# canonical action of symmetric groups on orthogonal groups

There is a canonical faithful orthogonal representation of the symmetric group $S_{n+1}$, for $n\geq 1$: $$S_{n+1}\to O(n)$$ given as follows.

(1). I regard $O(n)$ as the isometry group of the unit sphere $S^{n-1}$ in $\mathbb{R}^{n}$.

(2). Let $\Delta^n$ be a regular $n$-simplex embedded in $\mathbb{R}^{n}$ such that

(i). all its edges are of the same length;
(ii). all its $(n+1)$-vertices are in $S^n$;
(iii). its center is the 0.


(3). I observe that any permutation on the $(n+1)$-vertices of $\Delta^n$ can be uniquely extended to an isometry of $S^n$. Hence I get an embedding of $S_{n+1}$ into $O(n)$.

Regarding $O(n)$ as a manifold, we have a canonical action of $S_{n+1}$ on $O(n)$. Hence we have a covering map $$O(n)\to O(n)/S_{n+1}.$$ Let the vector bundle (the action of $S_{n+1}$ on $\mathbb{R}^{n+1}$ is given by permutation of coordinates of $\mathbb{R}^{n+1}$) $$\eta: \mathbb{R}^{n+1}\to O(n)\times _{S_{n+1}}\mathbb{R}^{n+1}\to O(n)/S_{n+1}.$$

Question: I want to know the Stiefel-Whitney class of $w(\eta)$. How to compute it?
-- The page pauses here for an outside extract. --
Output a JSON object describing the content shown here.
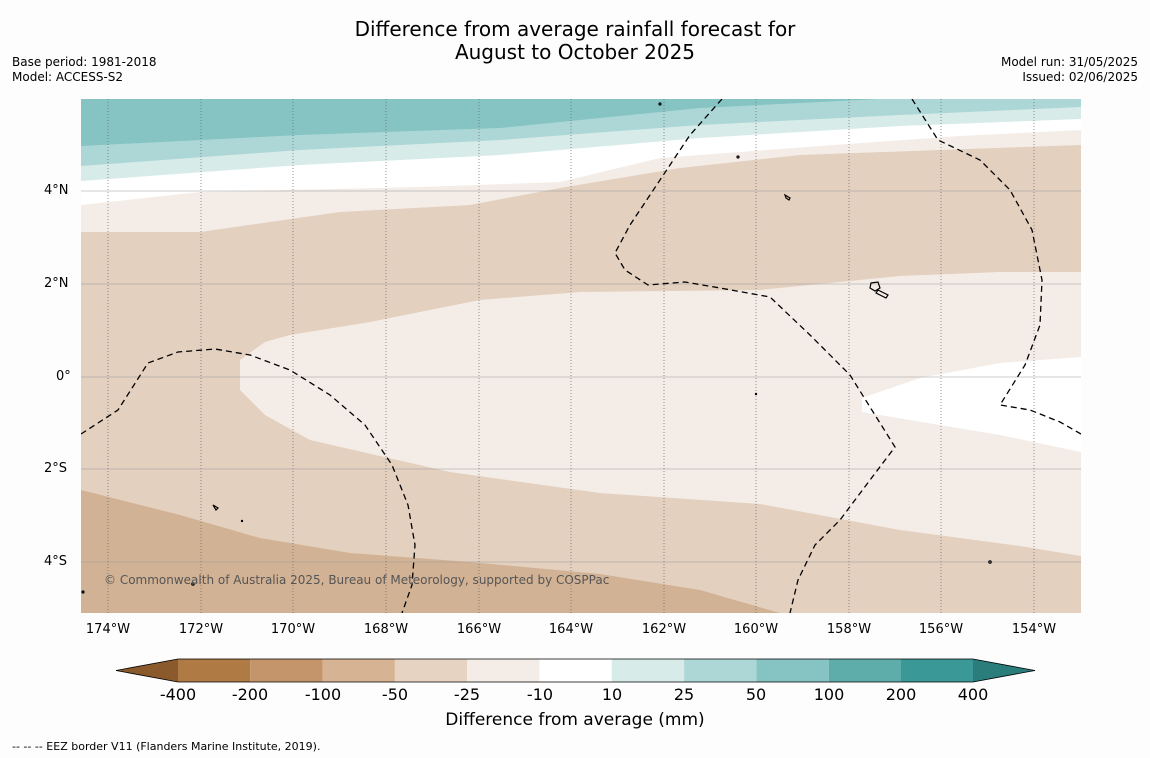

• I can see a canonical homomorphism from $S_n$ to $O(n)$, namely by imbedding as a subgroup of the hyper-octahedral group; how do you define one from $S_{n+1}$ to $O(n)$? – John Jiang Sep 21 '15 at 4:19
• Hi Prof., could I embed $S_{n+1}$ in such a way? – Shi Q. Sep 21 '15 at 6:26
• @JohnJiang The map is in the original post. Another way to see this is the canonical homomorphism you mention, which is usually called a \it{unreduced regular representation}, fixes a hyperplane $x_1+x_2+⋯x_n=0$, so by restricting, you get a map from Sn to $O(n−1)$, which is called {\it reduced regular representation}. – user43326 Sep 21 '15 at 8:43
• @JohnJiang: I think the embedding exists, and this is my way to see it. If $x$ and $y$ are two vertices of the $n$-simplex $\Delta$, I can define the `axis' $\pi(x,y)$ to be the hyperplane joining the middle point between $x$ and $y$, with the remaining vertices of $\Delta$. Then you can map the transposition $(i,j)$ from $S_n$ into the reflection with respect to the hyperplane $\pi(x_i,x_j)$ ($x_i$ vert. of $\Delta$). Since the transpositions generates $S_n$ (mathoverflow.net/questions/24101/…) this is (almost) enough to define the embedding. – Giovanni Moreno Sep 21 '15 at 14:25
• What do you mean by "compute"? As I said elsewhere, there is a spectral sequence for $H^*(O(n)/S_{n+1})$. The SW classes in question are the images of the SW classes in $H^*BS_{n+1}$ of the standard representation of $S_{n+1}$, so they lie on the bottom line of the spectral sequence. You need to understand something about the behaviour of the spectral sequence before you can formulate any further questions. – Neil Strickland Sep 22 '15 at 7:04

I think the bundle you consider is trivial, because the representation of $S_{n+1}$ on $\mathbb R^{n+1}$ by permutation of coordinates extends to a representation of $O(n)$. I am not completely sure about the first part of the argument, however.
I think the map $S_{n+1}\to O(n)$ you describe actually comes from the $n$-dimensional standard representation of $S_{n+1}$. Indeed, permutation of coordinates gives a homomorphism $S_{n+1}\to O(n+1)$, but this has actually values in the stabilizer of the vector $v:=(1,\dots,1)$ and that stabilizer is isomorphic to $O(n)$, via the action on $v^\perp$. Now I think that if you orthogonally project the unit vectors to this hyperplane, you get (up to a multiplication by a constant factor depending on $n$) the $n+1$ points in the sphere that you describe.
If this is correct, then the representation of $S_{n+1}$ on $\mathbb R^{n+1}$ indeed extends to $O(n)$ as the direct sum of the defining representation of $O(n)$ on $v^\perp$ and the trivial representation on the line spanned by $v$. But then it follows from general principles that the bundle $O(n)\times_{S_{n+1}}\mathbb R^{n+1}$ can be trivialized. To do this, consider the map $O(n)\times\mathbb R^{n+1}\to (O(n)/S_{n+1})\times\mathbb R^{n+1}$ defined by $(g,v)\mapsto (gS_{n+1},g\cdot v)$. This evidently factorizes to an isomorphism on the induced bundle.